Sons of Confederate Veterans in its own Civil War

Heritage is battling hate as civil war engulfs the 'non-political' Sons of Confederate Veterans

SCV Relaxes the Rules
By 1998, the neo-Confederate movement was gaining momentum. In four years, the League of the South had mushroomed to 4,000 members, and it was claiming credit for ousting South Carolina Gov. David Beasley that November. Beasley, a Republican, had supported removing the Confederate battle flag from atop the State House.

Battles over the flag were heating up in a number of other states, and SCV members were chomping at the bit to join the fray.

Reversing previous rules, the SCV that year revised its affiliation policy in such a way that more cooperation with other groups was allowable. The new policy said members should not "endorse the activities or goals of organizations with explicit or implicit racial motives during meetings or events of the Sons of Confederate Veterans" (emphasis added).

In other words, if they weren't at SCV events — if they were, for example, working in "independent" heritage coalitions — then SCV members could endorse whatever views they cared to.

This subtlety was not lost on "pro-South" hate groups.

"The prospects of protecting and advancing Southern culture have just gotten a much needed boost," League President Michael Hill wrote in late 1998. The SCV's new policy, he enthused, allowed it "to cooperate with the League in non-political matters. Gauging from the actions of the latest SCV national convention in early August, the old guard there is on the way out."

The change was almost immediately apparent.

The very next issue of the SCV's Confederate Veteran magazine included a web address for the League. Later issues carried ads for a sympathetic book on the Klan entitled Authentic History of the Ku Klux Klan. In 1999, the publication featured a photo of Gordon Baum, the leader of the racist CCC, helping found an SCV camp in Missouri.

More and more SCV members and officers joined in the heritage coalitions, sharing the stage with leaders of the CCC and League.

Among many others, SCV officials participated in a huge pro-Confederate flag rally in Columbia, S.C., in 2000. Afterward, the SCV produced a video of the event that featured members of the CCC, the League — and even ex-SCV official Lunsford.

In August 2000, four months after addressing a room full of neofascists in the suburbs of Washington, D.C., Kirk Lyons won election to the SCV's national executive council as an official of the "Army of Northern Virginia Department," one of SCV's three geographic divisions.

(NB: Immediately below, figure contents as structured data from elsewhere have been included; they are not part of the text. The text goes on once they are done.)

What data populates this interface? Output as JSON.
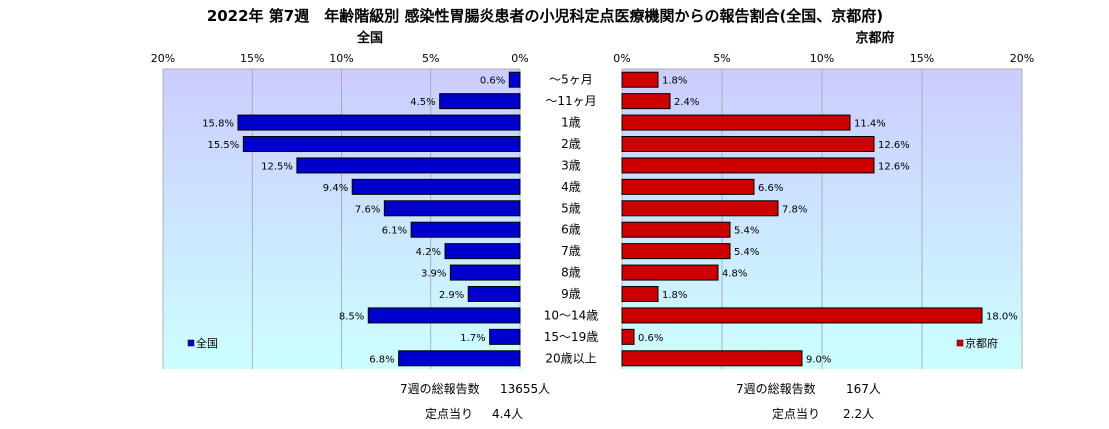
{
  "chart_data": {
    "type": "bar",
    "title": "2022年 第7週　年齢階級別 感染性胃腸炎患者の小児科定点医療機関からの報告割合(全国、京都府)",
    "categories": [
      "～5ヶ月",
      "～11ヶ月",
      "1歳",
      "2歳",
      "3歳",
      "4歳",
      "5歳",
      "6歳",
      "7歳",
      "8歳",
      "9歳",
      "10～14歳",
      "15～19歳",
      "20歳以上"
    ],
    "x_ticks": [
      "20%",
      "15%",
      "10%",
      "5%",
      "0%"
    ],
    "x_ticks_right": [
      "0%",
      "5%",
      "10%",
      "15%",
      "20%"
    ],
    "xlim": [
      0,
      20
    ],
    "grid": true,
    "series": [
      {
        "name": "全国",
        "subtitle": "全国",
        "color": "#0000cc",
        "values": [
          0.6,
          4.5,
          15.8,
          15.5,
          12.5,
          9.4,
          7.6,
          6.1,
          4.2,
          3.9,
          2.9,
          8.5,
          1.7,
          6.8
        ],
        "labels": [
          "0.6%",
          "4.5%",
          "15.8%",
          "15.5%",
          "12.5%",
          "9.4%",
          "7.6%",
          "6.1%",
          "4.2%",
          "3.9%",
          "2.9%",
          "8.5%",
          "1.7%",
          "6.8%"
        ],
        "legend": "全国",
        "legend_position": "bottom-left",
        "footer_total_label": "7週の総報告数",
        "footer_total_value": "13655人",
        "footer_per_label": "定点当り",
        "footer_per_value": "4.4人"
      },
      {
        "name": "京都府",
        "subtitle": "京都府",
        "color": "#cc0000",
        "values": [
          1.8,
          2.4,
          11.4,
          12.6,
          12.6,
          6.6,
          7.8,
          5.4,
          5.4,
          4.8,
          1.8,
          18.0,
          0.6,
          9.0
        ],
        "labels": [
          "1.8%",
          "2.4%",
          "11.4%",
          "12.6%",
          "12.6%",
          "6.6%",
          "7.8%",
          "5.4%",
          "5.4%",
          "4.8%",
          "1.8%",
          "18.0%",
          "0.6%",
          "9.0%"
        ],
        "legend": "京都府",
        "legend_position": "bottom-right",
        "footer_total_label": "7週の総報告数",
        "footer_total_value": "167人",
        "footer_per_label": "定点当り",
        "footer_per_value": "2.2人"
      }
    ],
    "colors": {
      "plot_bg_top": "#ccccff",
      "plot_bg_bottom": "#ccffff",
      "grid": "#999999",
      "bar_border": "#000000"
    }
  }
}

At the same time, John Weaver, a pastor whose defense of slavery as biblical had made headlines around the South, was appointed SCV "chaplain-in chief." Slaves, Weaver had written, "blessed the Lord for allowing them to be enslaved and sent to America."

Den of Lyons
Since that time, the radicalization of the SCV has continued. Last April, the organization held a joint rally with the CCC in Mississippi, where an eventually successful battle to retain a Confederate emblem as part of the state flag was being waged.

Late last year, Ron Casteel, the SCV's national chairman of public affairs, addressed the League of the South's annual convention.

"I think it would be accurate to say that the organization has been cross-pollinated by people who have membership in other groups," Outlaw, the moderate former commander of the Military Order of the Stars and Bars, told the Intelligence Report.

"And they don't seem to be able to draw the line between what these other groups want and what the SCV should be doing."

Finally, late last year, Kirk Lyons announced his candidacy for an even more important post in the SCV's national leadership — commander-in-chief of the Army of Northern Virginia Department.

Lyons' opponent in the race, Charles Hawks, says he had no plans to run for the position until he realized that Lyons might run unopposed. "I'm afraid that if he's elected," Hawks told The New York Times, "we will be considered racist because we elected him."

The result matters. The SCV doesn't just have a huge membership, an annual budget of $1 million and an endowment of $5 million. It also has at least a measure of respectability that is sorely lacking in other neo-Confederate groups.

Republican Senators Jesse Helms of North Carolina and Trent Lott of Mississippi are both long-time members. Lott was even featured in a 1991 SCV recruiting video — along with segregationist William McCain. The SCV has influence, and its future course could have a real impact on American politics.

Ed Sebesta, a long-time researcher of the neo-Confederate movement, sees the contest in the starkest terms. "There is a civil war going on within the SCV. And the Kirk Lyons candidacy is the latest manifestation of this civil war."

Edwin Deason, the SCV's current commander-in-chief, does not seem worried. He says that he intends to keep an eye on Lyons, but adds that Lyons has been "a perfect gentleman" in his two years on the executive council.

Asked about the SCV members who have joined the CCC, Deason told the Report that there is "not a lot of difference between the Council of Conservative Citizens and the Republican Party."

On the day he spoke, the national CCC's main website was decrying "negroes, queers and other retrograde species of humanity."

Former Commander-in-Chief Dasinger laments the changes in the SCV, saying that if Lyons wins in the election next August in Memphis, his own sons may have to abandon the group for which he has labored so long.

"I love the organization," Dasinger told the Report. "But when you cozy up to folks and they cozy up to you, you've got to fish or cut bait."